Родители, нескоро уступая мне, выходили на улицу. Всякий раз мне казалось, что луну еще можно схватить: она ведь стояла не выше нашей сарайки и ее по-цыплячьи нежная, просвечивающая плоть была так близко. Если бы отец посадил меня на плечи — я бы точно дотянулся, схватил! Я уговаривал отца, он смеялся и вроде соглашался: смех его и слова мягко разносились по тихой, невидимой гальке и, казалось, ударялись о сверкающий полудиск, который поднимался всё выше и выше и вольно, сильно сиял, выхватывая из тьмы очертания сопок. Теперь уж поздно, надо ждать до следующего вечера. Отец соглашался: завтра обязательно схожу с тобой, а теперь пора спать. Я ложился, думал про луну, но она и в мыслях продолжала удаляться, становилась всё более недоступной. И тогда все мертвецы Колымы — и вольные, и заключенные, в гробах и без гробов, в мешках, с голыми ступнями, мертвецы из промерзлых штабелей, расколотые, как ледяные глыбы, ломами и брошенные без всякого погребения — мертвецы из траншей «Юбилейного», Берелеха, Сусумана и Хатынгаха собирались у моей кровати…
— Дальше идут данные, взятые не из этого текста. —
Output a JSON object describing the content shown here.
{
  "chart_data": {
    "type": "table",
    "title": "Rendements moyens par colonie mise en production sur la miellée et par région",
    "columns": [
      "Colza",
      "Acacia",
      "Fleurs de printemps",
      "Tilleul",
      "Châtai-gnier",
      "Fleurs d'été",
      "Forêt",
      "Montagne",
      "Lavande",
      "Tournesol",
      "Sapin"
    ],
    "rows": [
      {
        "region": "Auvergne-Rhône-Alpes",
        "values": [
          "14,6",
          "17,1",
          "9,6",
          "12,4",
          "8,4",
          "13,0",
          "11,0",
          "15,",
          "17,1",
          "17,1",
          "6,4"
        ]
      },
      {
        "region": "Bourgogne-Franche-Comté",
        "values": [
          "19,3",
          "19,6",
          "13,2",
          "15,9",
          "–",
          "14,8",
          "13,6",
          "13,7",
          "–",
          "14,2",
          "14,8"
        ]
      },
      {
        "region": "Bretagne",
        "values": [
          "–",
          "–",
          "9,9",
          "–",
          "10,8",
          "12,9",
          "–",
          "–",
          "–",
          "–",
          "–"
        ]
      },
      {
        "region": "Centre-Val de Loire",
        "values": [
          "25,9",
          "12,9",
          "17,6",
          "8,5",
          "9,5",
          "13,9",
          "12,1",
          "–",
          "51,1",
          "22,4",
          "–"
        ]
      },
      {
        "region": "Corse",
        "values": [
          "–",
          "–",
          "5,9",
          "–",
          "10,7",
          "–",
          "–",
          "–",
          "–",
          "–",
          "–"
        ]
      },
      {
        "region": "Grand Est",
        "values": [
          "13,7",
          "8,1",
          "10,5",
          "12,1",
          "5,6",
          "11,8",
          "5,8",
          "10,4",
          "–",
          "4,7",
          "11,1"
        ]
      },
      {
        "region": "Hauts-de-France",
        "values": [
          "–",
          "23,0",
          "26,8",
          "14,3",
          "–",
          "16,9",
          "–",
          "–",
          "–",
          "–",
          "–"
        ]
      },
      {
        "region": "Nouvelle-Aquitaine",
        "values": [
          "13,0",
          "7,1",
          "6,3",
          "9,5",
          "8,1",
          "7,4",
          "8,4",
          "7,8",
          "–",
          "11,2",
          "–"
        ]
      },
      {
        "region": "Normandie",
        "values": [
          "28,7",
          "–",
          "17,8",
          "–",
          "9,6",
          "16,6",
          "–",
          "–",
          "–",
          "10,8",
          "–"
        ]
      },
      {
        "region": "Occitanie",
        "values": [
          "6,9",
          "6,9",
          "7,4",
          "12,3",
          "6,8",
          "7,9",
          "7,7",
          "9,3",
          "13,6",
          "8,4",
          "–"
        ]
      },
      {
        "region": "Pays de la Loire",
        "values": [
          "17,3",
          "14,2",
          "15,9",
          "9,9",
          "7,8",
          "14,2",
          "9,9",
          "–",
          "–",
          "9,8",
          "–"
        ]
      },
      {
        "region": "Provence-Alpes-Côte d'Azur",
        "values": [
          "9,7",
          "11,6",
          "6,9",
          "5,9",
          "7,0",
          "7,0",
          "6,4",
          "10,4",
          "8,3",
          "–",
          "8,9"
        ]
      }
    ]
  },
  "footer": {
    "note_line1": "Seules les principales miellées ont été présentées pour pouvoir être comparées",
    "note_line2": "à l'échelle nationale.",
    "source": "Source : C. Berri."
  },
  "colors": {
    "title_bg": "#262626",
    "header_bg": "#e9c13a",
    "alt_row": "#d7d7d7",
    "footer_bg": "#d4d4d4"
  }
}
Где умерший отец мой, где его смех и бодрый, радостный вопрос: ну, где луна, принес? Они теперь где-то там, в тех цветных моих снах, за мысленным морем, на далеком берегу. Он не хотел идти со мной к кладбищу, на манящий свет — и вот сейчас смотрит на меня оттуда. А я шел, я тогда был ближе, чем он, к мертвым, к неродившимся, к тому берегу. Дети — всегда ближе, я знаю.
Но меня уже относят куда-то волны моря, кораблик качается — и я, сопротивляясь этому движению, напрягаю работу памяти, я хочу, чтобы это подобие цветного сна уплотнилось, ищу на ощупь знакомые меты. И опять всё ближе, ближе темно-золотистый морок кладбищенской луны. И вновь я чего-то пугаюсь — как тогда мертвецов; может, самой невозможности этой затеи? И вновь кто-то смеется за спиной, словно не хочет помочь мне…
Между мной и тем вечером четверть века — словно длинное кладбище: в глубоких тенях, в высоких, резко видимых крестах, не пускающих увидеть. Сколько на этом кладбище мертвецов-помыслов, боровшихся и сгоревших, как люди-эфемериды, и каждый из них — я. Герой минуты, часа, месяца, года…но вот уже и этот последний «я», пробирающийся на мысленном кораблике к острову галечника, будет сейчас смыт с укачливой палубы. Десятки, сотни новых ползут на его место… Бессильные, короткие мороки.
Я засыпаю — и последним мелькает странное: ведь я могу и заблудиться в этом мире, заплыть туда, откуда нет выхода. Гремливая галька сдвинется беззвучно под моими ногами, обступят со всех сторон, закивают мне знакомые, увядшие улыбки того берега: да, домой человеку отсюда не возвратиться. И чьи-то руки протянут в утешение мне мою детскую, недоступную луну.